Addressing the full range of use cases

Wed Oct 6 09:56:27 UTC 2021

----- Original Message -----
> From: "daniel smith" <daniel.smith at oracle.com>
> To: "valhalla-spec-experts" <valhalla-spec-experts at openjdk.java.net>
> Sent: Mardi 5 Octobre 2021 01:34:37
> Subject: Addressing the full range of use cases

> When we talk about use cases for Valhalla, we've often considered a very broad
> set of class abstractions that represent immutable, identity-free data. JEP 401
> mentions varieties of integers and floats, points, dates and times, tuples,
> records, subarrays, cursors, etc. However, as shorthand this broad set often
> gets reduced to an example like Point or Int128, and these latter examples are
> not necessarily representative of all candidate value types.

yes !

> 
> Specifically, our favorite example classes have a property that doesn't
> generalize: they'll happily accept any combination of field values as a valid
> instance. (In fact, they're even happy to accept any combination of *bits* of
> the appropriate length.) Many candidate primitive classes don't have this
> property—the constructors do important validation work, and only certain
> combinations of fields are allowed to represent valid instances.

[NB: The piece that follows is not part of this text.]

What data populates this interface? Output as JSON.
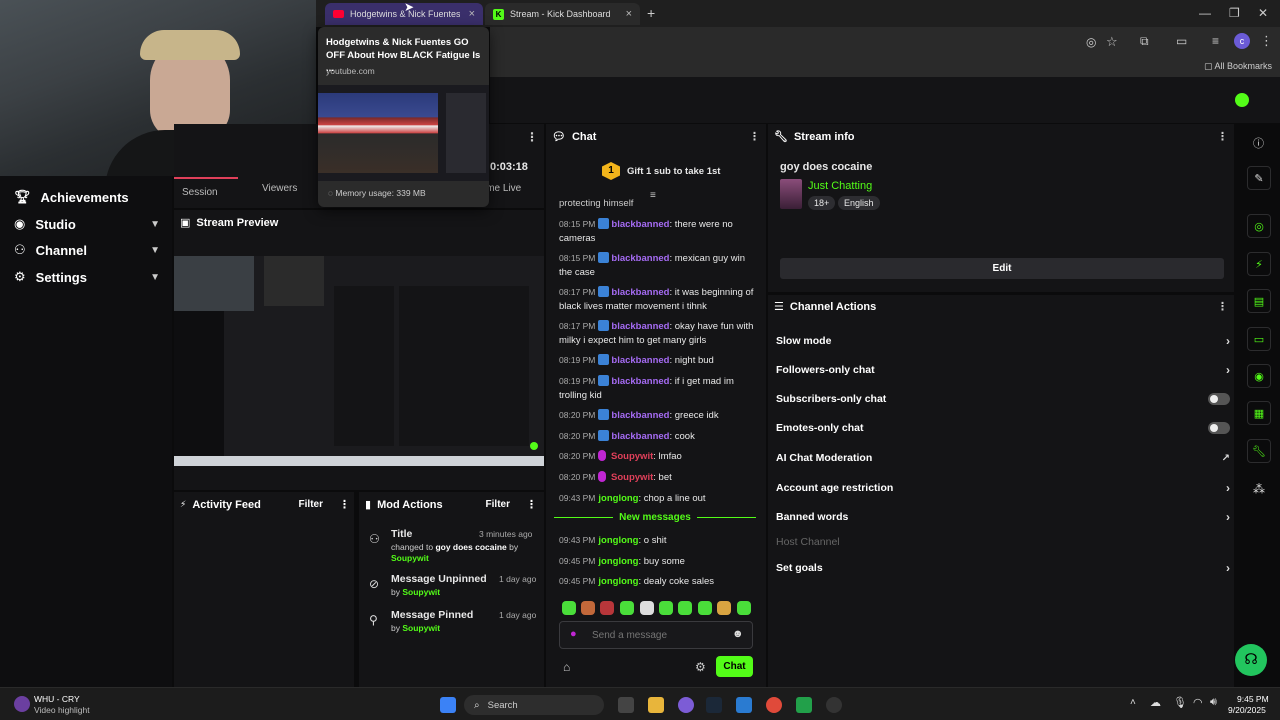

I now believe the mantra "code like a class acts as an int" is harmful.
A class provides encapsulation, an int has no encapsulation, there is a mismatch.

> 
> Related areas of concern that we've had on the radar for awhile:
> 
> - The "all zeros is your default value" strategy forces an all-zero instance
> into the class's value set, even if that doesn't make sense for the class. Many
> candidate classes have no reasonable default at all, leading naturally to wish
> for "null is your default value" (or other, more exotic, strategies involving
> revisiting the idea that every type has a default value). We've provided
> 'P.ref' for those use sites that *need* null, but haven't provided a complete
> story for value types that want it to be *their* default value, too.
> 
> - Non-atomic heap updates can be used to create new instances that arbitrary
> combine previously-validated instances' fields. There is no guarantee that the
> new combination of fields is semantically valid. Again, while there's precedent
> for this with 'double' and 'long' (JLS 17.7), those are special cases that
> don't generalize—any combination of double bit fields is *still a valid
> double*. (This is usually described as "tearing", although JLS 17.6 has
> something else in mind when it uses that word...) The language provides
> 'volatile' as a use-site opt-in to atomicity, and we've toyed with a
> declaration-site opt-in as well. But object integrity being "off" by default
> may not be ideal.
> 
> - Existing class types like LocalDate are both nullable and atomic. These are
> useful properties to preserve during migration; nullability, in particular, is
> essential for source compatibility. We've provided reference-default
> declarations as a mechanism to make reference types (which have these
> properties) the default, with 'P.val' as an opt-in to value types. But in doing
> so we take away the many benefits of value types by default, and force new code
> to work with the "bad name".

The existing class LocalDate is not atomic per se, atomic in Java implies volatile and currently if a LocalDate field is updated in one thread, another thread may never see that update.
LocalDate is currently not tearable, a QLocalDate; is tearable in case of racy code.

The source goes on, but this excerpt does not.